Jason lee Starin / MFA AC+D '11
I was living in Michigan, about ten years after undergrad without any real notion of what I wanted in my art practice or how to go about attaining those goals, I just knew it was time to leave my home state and find something new. At the time, in Michigan, I was working with a loose group of peers collaboratively putting together pop-up art shows, noise music events as well as performing in a local puppetry theater. I was searching for my group, my people, but I missed working on my own art and it had been a long time since I asked myself what I needed to make. One day, I moved. After about a year living in Portland, and six months unemployed, I applied to the AC+D program one day, quickly got rejected and then, months after I applied, was asked if I would reconsider attending the program. I had finally found work painting apartment complexes that summer, but after reconsidering the offer, I quit that job and joined the first class of the AC+D program in 2009.
I was interested AC+D because it was not defined in any clear or concrete terms. I couldn’t get a straight answer about what the program was and somehow that was intriguing to me at the time. It was an opportunity to make it my own and that approach seemed the most welcome as a member of the initiating class. We did just that. It was nuts, it was an incredible amount of hard work to build something from nothing, literally starting with a massive empty warehouse, but we did it, slowly.
I didn’t have the vocabulary at the time but another intriguing aspect of the program was its nebulous notion of things. It did not ascribe to a hierarchy of objects. Art claimed nothing. Neither craft nor design did for that matter really either that first year. We were a group of misfits who were excited to start the conversation over from scratch. A lot of bad things were made that first year! Important things!

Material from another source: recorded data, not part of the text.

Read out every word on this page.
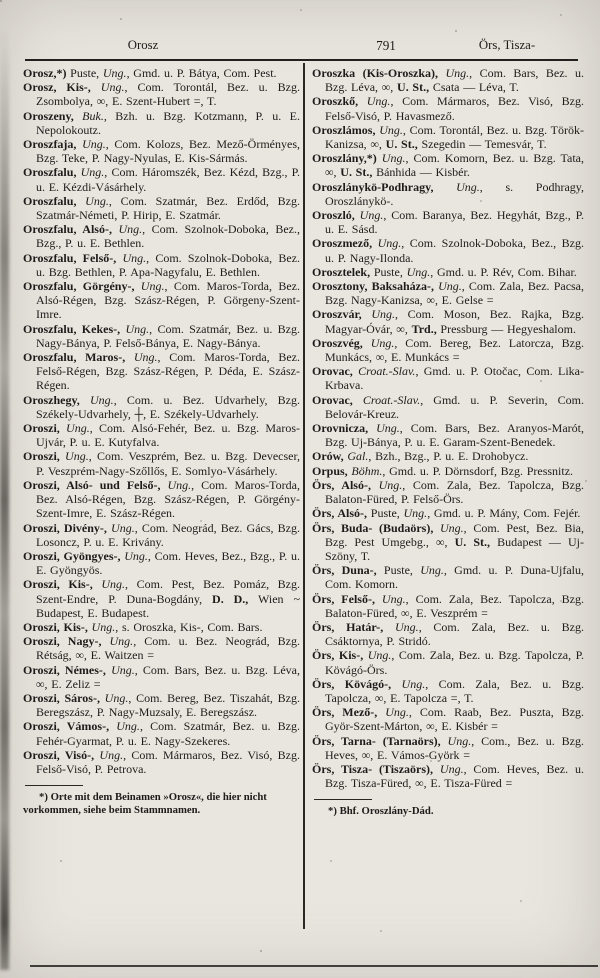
Orosz	791	Örs, Tisza-

Orosz,*) Puste, Ung., Gmd. u. P. Bátya, Com. Pest.

Orosz, Kis-, Ung., Com. Torontál, Bez. u. Bzg. Zsombolya, ∞, E. Szent-Hubert =, T.

Oroszeny, Buk., Bzh. u. Bzg. Kotzmann, P. u. E. Nepolokoutz.

Oroszfaja, Ung., Com. Kolozs, Bez. Mező-Örményes, Bzg. Teke, P. Nagy-Nyulas, E. Kis-Sármás.

Oroszfalu, Ung., Com. Háromszék, Bez. Kézd, Bzg., P. u. E. Kézdi-Vásárhely.

Oroszfalu, Ung., Com. Szatmár, Bez. Erdőd, Bzg. Szatmár-Németi, P. Hirip, E. Szatmár.

Oroszfalu, Alsó-, Ung., Com. Szolnok-Doboka, Bez., Bzg., P. u. E. Bethlen.

Oroszfalu, Felső-, Ung., Com. Szolnok-Doboka, Bez. u. Bzg. Bethlen, P. Apa-Nagyfalu, E. Bethlen.

Oroszfalu, Görgény-, Ung., Com. Maros-Torda, Bez. Alsó-Régen, Bzg. Szász-Régen, P. Görgeny-Szent-Imre.

Oroszfalu, Kekes-, Ung., Com. Szatmár, Bez. u. Bzg. Nagy-Bánya, P. Felső-Bánya, E. Nagy-Bánya.

Oroszfalu, Maros-, Ung., Com. Maros-Torda, Bez. Felső-Régen, Bzg. Szász-Régen, P. Déda, E. Szász-Régen.

Oroszhegy, Ung., Com. u. Bez. Udvarhely, Bzg. Székely-Udvarhely, ┼, E. Székely-Udvarhely.

Oroszi, Ung., Com. Alsó-Fehér, Bez. u. Bzg. Maros-Ujvár, P. u. E. Kutyfalva.

Oroszi, Ung., Com. Veszprém, Bez. u. Bzg. Devecser, P. Veszprém-Nagy-Szőllős, E. Somlyo-Vásárhely.

Oroszi, Alsó- und Felső-, Ung., Com. Maros-Torda, Bez. Alsó-Régen, Bzg. Szász-Régen, P. Görgény-Szent-Imre, E. Szász-Régen.

Oroszi, Divény-, Ung., Com. Neográd, Bez. Gács, Bzg. Losoncz, P. u. E. Krivány.

Oroszi, Gyöngyes-, Ung., Com. Heves, Bez., Bzg., P. u. E. Gyöngyös.

Oroszi, Kis-, Ung., Com. Pest, Bez. Pomáz, Bzg. Szent-Endre, P. Duna-Bogdány, D. D., Wien ~ Budapest, E. Budapest.

Oroszi, Kis-, Ung., s. Oroszka, Kis-, Com. Bars.

Oroszi, Nagy-, Ung., Com. u. Bez. Neográd, Bzg. Rétság, ∞, E. Waitzen =

Oroszi, Némes-, Ung., Com. Bars, Bez. u. Bzg. Léva, ∞, E. Zeliz =

Oroszi, Sáros-, Ung., Com. Bereg, Bez. Tiszahát, Bzg. Beregszász, P. Nagy-Muzsaly, E. Beregszász.

Oroszi, Vámos-, Ung., Com. Szatmár, Bez. u. Bzg. Fehér-Gyarmat, P. u. E. Nagy-Szekeres.

Oroszi, Visó-, Ung., Com. Mármaros, Bez. Visó, Bzg. Felső-Visó, P. Petrova.

*) Orte mit dem Beinamen »Orosz«, die hier nicht vorkommen, siehe beim Stammnamen.

Oroszka (Kis-Oroszka), Ung., Com. Bars, Bez. u. Bzg. Léva, ∞, U. St., Csata — Léva, T.

Oroszkő, Ung., Com. Mármaros, Bez. Visó, Bzg. Felső-Visó, P. Havasmező.

Oroszlámos, Ung., Com. Torontál, Bez. u. Bzg. Török-Kanizsa, ∞, U. St., Szegedin — Temesvár, T.

Oroszlány,*) Ung., Com. Komorn, Bez. u. Bzg. Tata, ∞, U. St., Bánhida — Kisbér.

Oroszlánykö-Podhragy, Ung., s. Podhragy, Oroszlánykö-.

Oroszló, Ung., Com. Baranya, Bez. Hegyhát, Bzg., P. u. E. Sásd.

Oroszmező, Ung., Com. Szolnok-Doboka, Bez., Bzg. u. P. Nagy-Ilonda.

Orosztelek, Puste, Ung., Gmd. u. P. Rév, Com. Bihar.

Orosztony, Baksaháza-, Ung., Com. Zala, Bez. Pacsa, Bzg. Nagy-Kanizsa, ∞, E. Gelse =

Oroszvár, Ung., Com. Moson, Bez. Rajka, Bzg. Magyar-Óvár, ∞, Trd., Pressburg — Hegyeshalom.

Oroszvég, Ung., Com. Bereg, Bez. Latorcza, Bzg. Munkács, ∞, E. Munkács =

Orovac, Croat.-Slav., Gmd. u. P. Otočac, Com. Lika-Krbava.

Orovac, Croat.-Slav., Gmd. u. P. Severin, Com. Belovár-Kreuz.

Orovnicza, Ung., Com. Bars, Bez. Aranyos-Marót, Bzg. Uj-Bánya, P. u. E. Garam-Szent-Benedek.

Orów, Gal., Bzh., Bzg., P. u. E. Drohobycz.

Orpus, Böhm., Gmd. u. P. Dörnsdorf, Bzg. Pressnitz.

Örs, Alsó-, Ung., Com. Zala, Bez. Tapolcza, Bzg. Balaton-Füred, P. Felső-Örs.

Örs, Alsó-, Puste, Ung., Gmd. u. P. Mány, Com. Fejér.

Örs, Buda- (Budaörs), Ung., Com. Pest, Bez. Bia, Bzg. Pest Umgebg., ∞, U. St., Budapest — Uj-Szöny, T.

Örs, Duna-, Puste, Ung., Gmd. u. P. Duna-Ujfalu, Com. Komorn.

Örs, Felső-, Ung., Com. Zala, Bez. Tapolcza, Bzg. Balaton-Füred, ∞, E. Veszprém =

Örs, Határ-, Ung., Com. Zala, Bez. u. Bzg. Csáktornya, P. Stridó.

Örs, Kis-, Ung., Com. Zala, Bez. u. Bzg. Tapolcza, P. Kövágó-Örs.

Örs, Kövágó-, Ung., Com. Zala, Bez. u. Bzg. Tapolcza, ∞, E. Tapolcza =, T.

Örs, Mező-, Ung., Com. Raab, Bez. Puszta, Bzg. Györ-Szent-Márton, ∞, E. Kisbér =

Örs, Tarna- (Tarnaörs), Ung., Com., Bez. u. Bzg. Heves, ∞, E. Vámos-Györk =

Örs, Tisza- (Tiszaörs), Ung., Com. Heves, Bez. u. Bzg. Tisza-Füred, ∞, E. Tisza-Füred =

*) Bhf. Oroszlány-Dád.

The first striking thing about the program was in comprehending the amount of infrastructure that is required when starting a project from nothing. Not only in architecture and facilities but as well as in rhetoric and ideology. The creative practices of my peers and I had little in common with each other than we were gluttons for punishment with propensities towards blue-collar labor. Doing that work made me appreciate everything it takes to start something new, something without precedent, or at the very least, a program specifically designed not to align itself with preconditioned limitations, allowing the students to openly experiment. The program was created by and through the student’s individual needs and interests. The exceptional vulnerability on behalf of both college’s during the programs conception, shows great strength and belief in the faculty and the students involved during in the first year. The very core of the program incorporated the design thinking process we students were learning for our own practices. At times a hardship, trying to build and define the program as well as our own creative pursuits at the same time, the ACD program taught me to define my own value systems and approaches for making, thinking and distributing the work I needed to make.

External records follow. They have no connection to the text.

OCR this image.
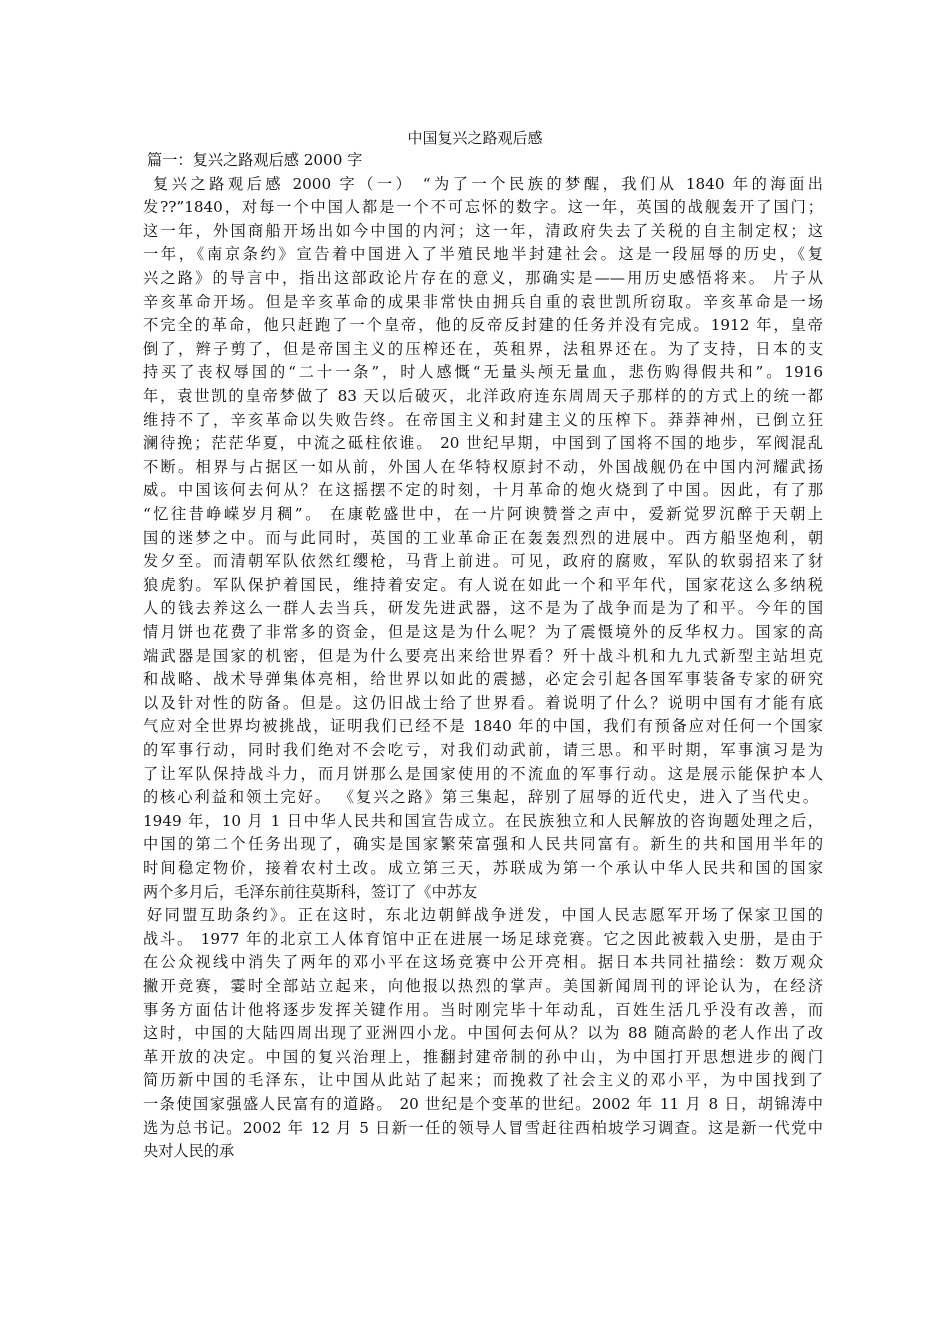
中国复兴之路观后感
篇一：复兴之路观后感 2000 字
复兴之路观后感 2000 字（一） “为了一个民族的梦醒，我们从 1840 年的海面出
发??”1840，对每一个中国人都是一个不可忘怀的数字。这一年，英国的战舰轰开了国门；
这一年，外国商船开场出如今中国的内河；这一年，清政府失去了关税的自主制定权；这
一年，《南京条约》宣告着中国进入了半殖民地半封建社会。这是一段屈辱的历史，《复
兴之路》的导言中，指出这部政论片存在的意义，那确实是——用历史感悟将来。 片子从
辛亥革命开场。但是辛亥革命的成果非常快由拥兵自重的袁世凯所窃取。辛亥革命是一场
不完全的革命，他只赶跑了一个皇帝，他的反帝反封建的任务并没有完成。1912 年，皇帝
倒了，辫子剪了，但是帝国主义的压榨还在，英租界，法租界还在。为了支持，日本的支
持买了丧权辱国的“二十一条”，时人感慨“无量头颅无量血，悲伤购得假共和”。1916
年，袁世凯的皇帝梦做了 83 天以后破灭，北洋政府连东周周天子那样的的方式上的统一都
维持不了，辛亥革命以失败告终。在帝国主义和封建主义的压榨下。莽莽神州，已倒立狂
澜待挽；茫茫华夏，中流之砥柱依谁。 20 世纪早期，中国到了国将不国的地步，军阀混乱
不断。相界与占据区一如从前，外国人在华特权原封不动，外国战舰仍在中国内河耀武扬
威。中国该何去何从？在这摇摆不定的时刻，十月革命的炮火烧到了中国。因此，有了那
“忆往昔峥嵘岁月稠”。 在康乾盛世中，在一片阿谀赞誉之声中，爱新觉罗沉醉于天朝上
国的迷梦之中。而与此同时，英国的工业革命正在轰轰烈烈的进展中。西方船坚炮利，朝
发夕至。而清朝军队依然红缨枪，马背上前进。可见，政府的腐败，军队的软弱招来了豺
狼虎豹。军队保护着国民，维持着安定。有人说在如此一个和平年代，国家花这么多纳税
人的钱去养这么一群人去当兵，研发先进武器，这不是为了战争而是为了和平。今年的国
情月饼也花费了非常多的资金，但是这是为什么呢？为了震慑境外的反华权力。国家的高
端武器是国家的机密，但是为什么要亮出来给世界看？歼十战斗机和九九式新型主站坦克
和战略、战术导弹集体亮相，给世界以如此的震撼，必定会引起各国军事装备专家的研究
以及针对性的防备。但是。这仍旧战士给了世界看。着说明了什么？说明中国有才能有底
气应对全世界均被挑战，证明我们已经不是 1840 年的中国，我们有预备应对任何一个国家
的军事行动，同时我们绝对不会吃亏，对我们动武前，请三思。和平时期，军事演习是为
了让军队保持战斗力，而月饼那么是国家使用的不流血的军事行动。这是展示能保护本人
的核心利益和领土完好。 《复兴之路》第三集起，辞别了屈辱的近代史，进入了当代史。
1949 年，10 月 1 日中华人民共和国宣告成立。在民族独立和人民解放的咨询题处理之后，
中国的第二个任务出现了，确实是国家繁荣富强和人民共同富有。新生的共和国用半年的
时间稳定物价，接着农村土改。成立第三天，苏联成为第一个承认中华人民共和国的国家
两个多月后，毛泽东前往莫斯科，签订了《中苏友
好同盟互助条约》。正在这时，东北边朝鲜战争迸发，中国人民志愿军开场了保家卫国的
战斗。 1977 年的北京工人体育馆中正在进展一场足球竞赛。它之因此被载入史册，是由于
在公众视线中消失了两年的邓小平在这场竞赛中公开亮相。据日本共同社描绘：数万观众
撇开竞赛，霎时全部站立起来，向他报以热烈的掌声。美国新闻周刊的评论认为，在经济
事务方面估计他将逐步发挥关键作用。当时刚完毕十年动乱，百姓生活几乎没有改善，而
这时，中国的大陆四周出现了亚洲四小龙。中国何去何从？以为 88 随高龄的老人作出了改
革开放的决定。中国的复兴治理上，推翻封建帝制的孙中山，为中国打开思想进步的阀门
简历新中国的毛泽东，让中国从此站了起来；而挽救了社会主义的邓小平，为中国找到了
一条使国家强盛人民富有的道路。 20 世纪是个变革的世纪。2002 年 11 月 8 日，胡锦涛中
选为总书记。2002 年 12 月 5 日新一任的领导人冒雪赶往西柏坡学习调查。这是新一代党中
央对人民的承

The ACD program extremely expanded my notion of things. I went there, well beyond my small world of stuff, well beyond my comfort zone; and it took me a long time to get back after graduation. My practicum has drastically altered how I relate to objects, in making and conception. In the beginning of my MFA education my art practice was based on the object, solid ceramic things I could mold in my hands; my notion of the world was concrete but felt off kilter in a way I had not yet understood. That led to a deep investigation and understanding of material consciousness. Material as form, material as concept. During the final semester of my Practicum, both material and objects came to be defined by space, both physically and virtually. Now-a-days, some eight years after graduation, my approach to ceramic sculpture is based on what I opened my mind up to for my Practicum. The shape of space is defined by the boundaries I set in clay. Due to the process of ceramics, it always has to be hollow. In my earlier ceramic career that was always an afterthought, a necessity for firing clay works in the kiln. Now, space is the driving intention for making a form around. The Practicum has helped me look at my art practice from a different and often opposite vantage point. I’m standing on the other side of the expansive valley of things now. Craft and Design Thinking support my art practice both in technique as well as intention. I make for myself as well as the viewer now.

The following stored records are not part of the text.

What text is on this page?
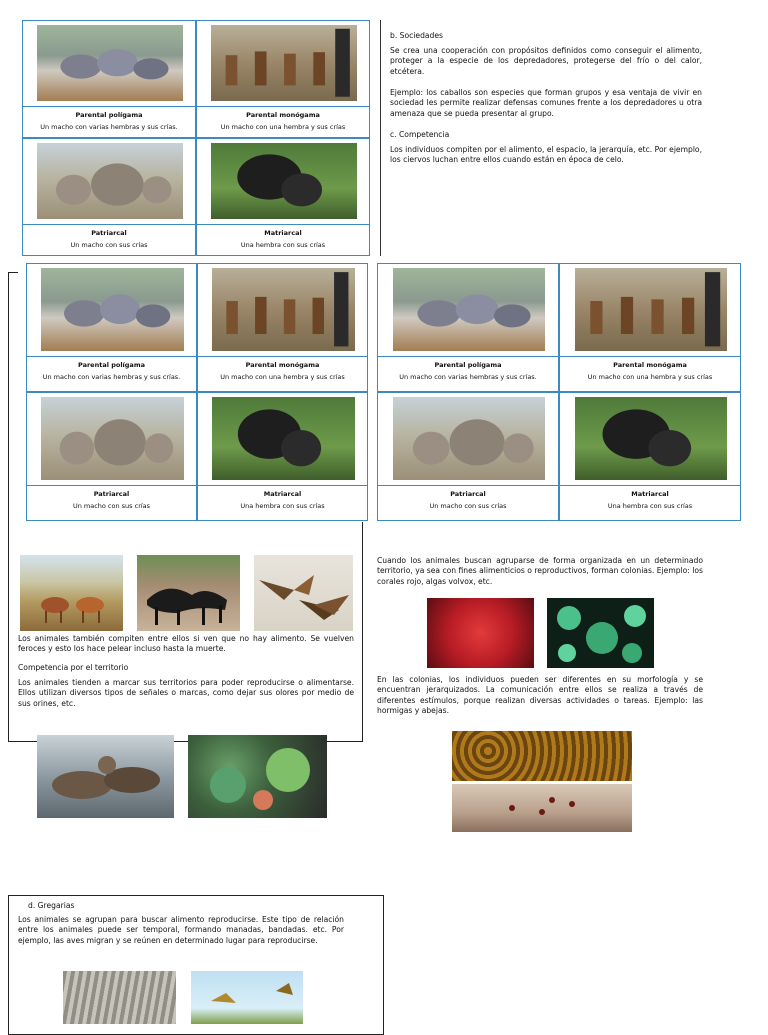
Parental polígama
Un macho con varias hembras y sus crías.
Parental monógama
Un macho con una hembra y sus crías
Patriarcal
Un macho con sus crías
Matriarcal
Una hembra con sus crías
Parental polígama
Un macho con varias hembras y sus crías.
Parental monógama
Un macho con una hembra y sus crías
Patriarcal
Un macho con sus crías
Matriarcal
Una hembra con sus crías
Parental polígama
Un macho con varias hembras y sus crías.
Parental monógama
Un macho con una hembra y sus crías
Patriarcal
Un macho con sus crías
Matriarcal
Una hembra con sus crías
b. Sociedades
Se crea una cooperación con propósitos definidos como conseguir el alimento, proteger a la especie de los depredadores, protegerse del frío o del calor, etcétera.
Ejemplo: los caballos son especies que forman grupos y esa ventaja de vivir en sociedad les permite realizar defensas comunes frente a los depredadores u otra amenaza que se pueda presentar al grupo.
c. Competencia
Los individuos compiten por el alimento, el espacio, la jerarquía, etc. Por ejemplo, los ciervos luchan entre ellos cuando están en época de celo.
Los animales también compiten entre ellos si ven que no hay alimento. Se vuelven feroces y esto los hace pelear incluso hasta la muerte.
Competencia por el territorio
Los animales tienden a marcar sus territorios para poder reproducirse o alimentarse. Ellos utilizan diversos tipos de señales o marcas, como dejar sus olores por medio de sus orines, etc.
Cuando los animales buscan agruparse de forma organizada en un determinado territorio, ya sea con fines alimenticios o reproductivos, forman colonias. Ejemplo: los corales rojo, algas volvox, etc.
En las colonias, los individuos pueden ser diferentes en su morfología y se encuentran jerarquizados. La comunicación entre ellos se realiza a través de diferentes estímulos, porque realizan diversas actividades o tareas. Ejemplo: las hormigas y abejas.
d. Gregarias
Los animales se agrupan para buscar alimento reproducirse. Este tipo de relación entre los animales puede ser temporal, formando manadas, bandadas. etc. Por ejemplo, las aves migran y se reúnen en determinado lugar para reproducirse.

Currently I live in Philadelphia, PA. I’ve been here since 2014. I am a full time artist-in-residence at The Clay Studio; a five-year gig. I am employed as the Ceramic Supervisor and Technician in the Materials and Craft Studies Program at the University of the Arts. As an instructor, I teach part time at both institutions as well. Next summer I will be researching my interest in Geomythology while traveling in Iceland for two months thanks to a generous grant from the Independence Grant Foundation and a residency at The NES Foundation.
Be selfish. Do what you want, make the program your own, yer paying a lot of money and spending a lot of time. Allow yourself the freedom to fail. At first, create without precedent or limitation. Make a lot; fill the dumpster! Read a lot; fill your head. Write a lot; exhaust all your seemingly amazing ideas. Try a different medium. Learn a new skill; take an undergraduate class. Sleep a lot. Stay up late talking to your peers. Get to know the other students in the other graduate programs. Spend time in the library. Be nice to your peers, they are your people. Drink green tea.